Deployment options
The Data Productivity Cloud provides users with flexible deployment options tailored to their specific requirements, which can be understood broadly as two models: Full SaaS and Hybrid SaaS. Each deployment model offers distinct features and benefits, allowing organizations to choose the option that best aligns with their needs and infrastructure preferences. Each deployment model also comes with its own security considerations.
Full SaaS deployment
In Full SaaS, Matillion manages the entire infrastructure, including agent deployment and security measures. Users benefit from a hassle-free experience, as Matillion ensures seamless updates and robust security protocols. The Matillion-hosted agent serves as the backbone, handling execution tasks and securely accessing customer secrets stored in the Matillion Hosted Vault.
The architecture for this deployment model can be seen below.
Security considerations
Authentication mechanisms
It's crucial to ensure strong authentication mechanisms between Matillion containers (where Matillion software components run) and hosted agents. Matillion employs secure authentication protocols to prevent unauthorized access, ensuring robust security for data and system integrity.

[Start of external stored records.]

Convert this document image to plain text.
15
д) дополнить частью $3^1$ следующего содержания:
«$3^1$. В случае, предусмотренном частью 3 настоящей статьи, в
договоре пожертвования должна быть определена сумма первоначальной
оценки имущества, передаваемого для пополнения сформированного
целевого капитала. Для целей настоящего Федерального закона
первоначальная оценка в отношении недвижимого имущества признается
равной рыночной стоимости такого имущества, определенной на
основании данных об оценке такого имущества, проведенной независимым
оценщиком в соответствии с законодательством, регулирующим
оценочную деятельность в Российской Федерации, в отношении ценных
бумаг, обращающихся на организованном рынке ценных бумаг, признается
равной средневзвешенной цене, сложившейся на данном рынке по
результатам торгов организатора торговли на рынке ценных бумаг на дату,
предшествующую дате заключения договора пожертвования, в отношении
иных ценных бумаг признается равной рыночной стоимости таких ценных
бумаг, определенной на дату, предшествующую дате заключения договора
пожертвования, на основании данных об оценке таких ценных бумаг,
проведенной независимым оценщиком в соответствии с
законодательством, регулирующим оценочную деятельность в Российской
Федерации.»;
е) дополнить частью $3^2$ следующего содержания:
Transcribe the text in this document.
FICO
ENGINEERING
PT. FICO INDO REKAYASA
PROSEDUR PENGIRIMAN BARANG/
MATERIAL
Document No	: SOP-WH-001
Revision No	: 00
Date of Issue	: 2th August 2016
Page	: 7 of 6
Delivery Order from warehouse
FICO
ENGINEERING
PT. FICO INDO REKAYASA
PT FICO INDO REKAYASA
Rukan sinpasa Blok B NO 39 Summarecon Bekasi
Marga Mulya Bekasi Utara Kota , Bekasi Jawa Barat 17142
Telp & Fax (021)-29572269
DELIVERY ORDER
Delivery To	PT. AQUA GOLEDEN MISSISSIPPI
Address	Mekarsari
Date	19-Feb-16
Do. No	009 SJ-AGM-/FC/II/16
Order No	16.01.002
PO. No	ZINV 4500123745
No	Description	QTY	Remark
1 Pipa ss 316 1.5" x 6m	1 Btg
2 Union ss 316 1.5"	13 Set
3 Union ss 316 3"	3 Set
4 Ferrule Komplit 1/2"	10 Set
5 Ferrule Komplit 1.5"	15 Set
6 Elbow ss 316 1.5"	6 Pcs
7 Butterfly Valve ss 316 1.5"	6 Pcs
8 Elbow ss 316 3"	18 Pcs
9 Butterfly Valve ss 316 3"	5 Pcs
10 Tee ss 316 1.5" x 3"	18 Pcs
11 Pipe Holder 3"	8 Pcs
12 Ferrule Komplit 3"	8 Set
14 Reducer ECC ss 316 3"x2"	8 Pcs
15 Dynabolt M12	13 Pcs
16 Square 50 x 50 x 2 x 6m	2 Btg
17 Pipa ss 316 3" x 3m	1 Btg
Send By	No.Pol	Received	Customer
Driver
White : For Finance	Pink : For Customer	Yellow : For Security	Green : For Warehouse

Role-Based Access Control (RBAC)
Matillion agents can be optionally granted limited access to a user's Cloud account by supplying Matillion with IAM (Identity and Access Management) credentials. When implementing RBAC, it's essential to follow the principle of least privilege, assigning roles and permissions judiciously to restrict access only to necessary resources and functionalities.
Hybrid SaaS deployment
Hybrid SaaS empowers users to deploy and manage their own execution agents within their private cloud infrastructure. This option grants users full control over security measures, network isolation, and access controls. Users can implement stringent security measures, including network segmentation and access restrictions, to safeguard their data effectively.
Security considerations
Network isolation
Implement strict network isolation for customer-hosted agents to minimize exposure. Consider deploying these agents within a dedicated network segment or virtual private cloud (VPC) for use only with the Data Productivity Cloud. Agents require network access to all resources you intend to utilize, alongside outbound internet connectivity to Matillion's control plane.
Access controls
Utilize robust access controls at the network and system levels to restrict unauthorized access to customer-hosted agents. Ensure that only trusted users and systems have the necessary permissions. Employ the least privilege model to restrict access to only essential resources and functionalities.
Secure communication
Establish secure communication channels between Matillion instances and customer-hosted agents. Employ encrypted protocols, such as TLS (TLSv1.2 or higher), and encrypted websocket connections to ensure data security during transmission.
Regular updates
Agents will automatically receive security updates from Matillion on a regular basis – do not block this automatic update mechanism. f you need to disable automatic updates, make sure to keep up to date with the latest version manually. Additionally, keep access keys/secrets secure, including periodic rotation if required, to maintain robust security practices.